When Tesla released its Autopilot feature a few years ago, it didn’t take long before enthusiastic Tesla owners began pushing the feature to the limit. In fact, some of the early Autopilot videos we saw were so harrowing that Tesla was effectively forced to enact a number of safeguards around the feature. As a quick example, one video which made the rounds a few years ago featured a Tesla driver sitting in the backseat while Autopilot busied itself with the navigation.

In the years since, Tesla’s Autopilot feature has seen a few transformations. In addition to implementing a number of safeguards, Tesla in 2016 cut ties with Mobileye, an Israeli company that provided Tesla with the advanced sensors that helped form the foundation for Autopilot. With Mobileye out of the picture, Tesla began work on a second-gen iteration of Autopilot, all based on sensor technology developed in-house. Of course, with Tesla starting from scratch, the second iteration of Autopilot has not been as reliable as the first.

Tesla, though, has been working hard behind the scenes to rectify that. Earlier this year, for example, Elon Musk said that Tesla has been testing a big update to its Autopilot software and that the company has the “most advanced AI neural net of any consumer product.” What’s more, Musk boasted that a release candidate is already in final testing and that early results have been incredibly promising.

All that said, Tesla and Musk haven’t disclosed too many details about the impending update. To that end, sources claiming to be familiar with Tesla’s plans provided Electrek with some interesting details.

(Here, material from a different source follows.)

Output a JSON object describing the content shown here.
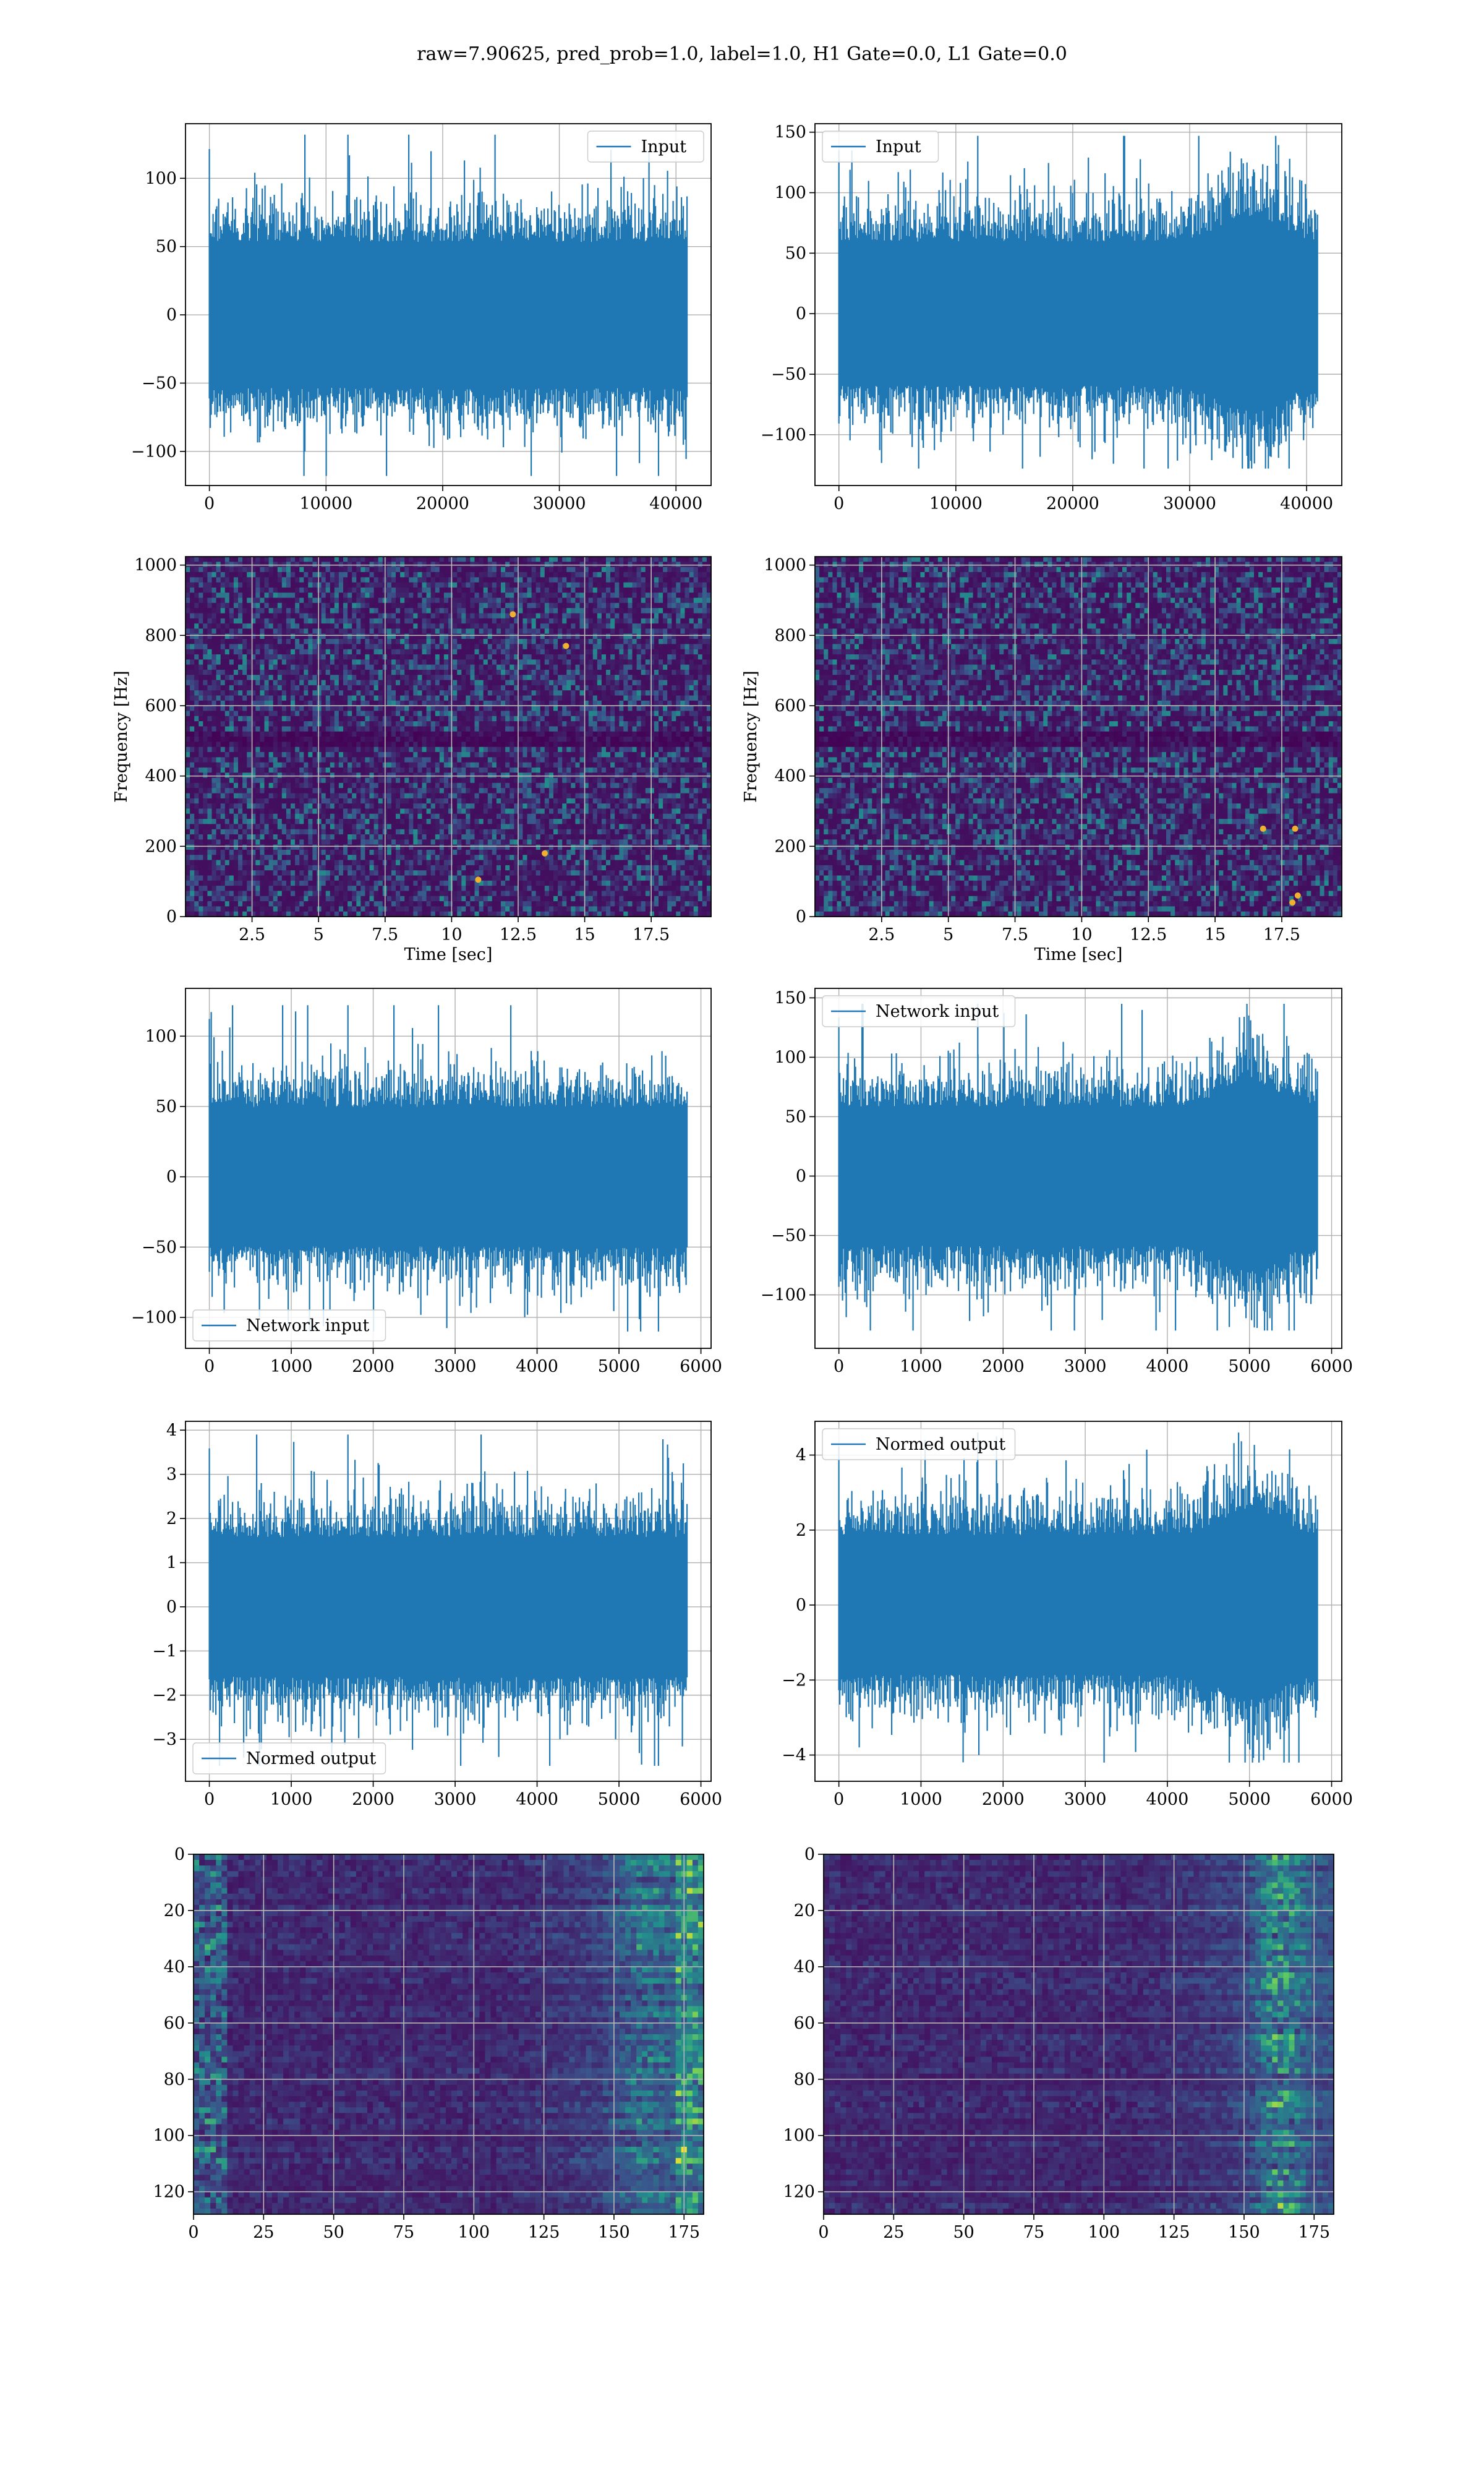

Sources familiar with the matter told Electrek that the only new feature is the ability of Autopilot 2.0 to detect and render on the instrument cluster vehicles driving in lanes adjacent to the lane in which the Tesla vehicle is driving.

The bigger difference is the improvements to existing Autopilot features, like Autosteer, due to a much more advanced neural net system to power the Autopilot’s computer vision.

There’s no telling when Tesla’s new Autopilot software will be released, but the good news is that it’s likely coming sooner rather than later.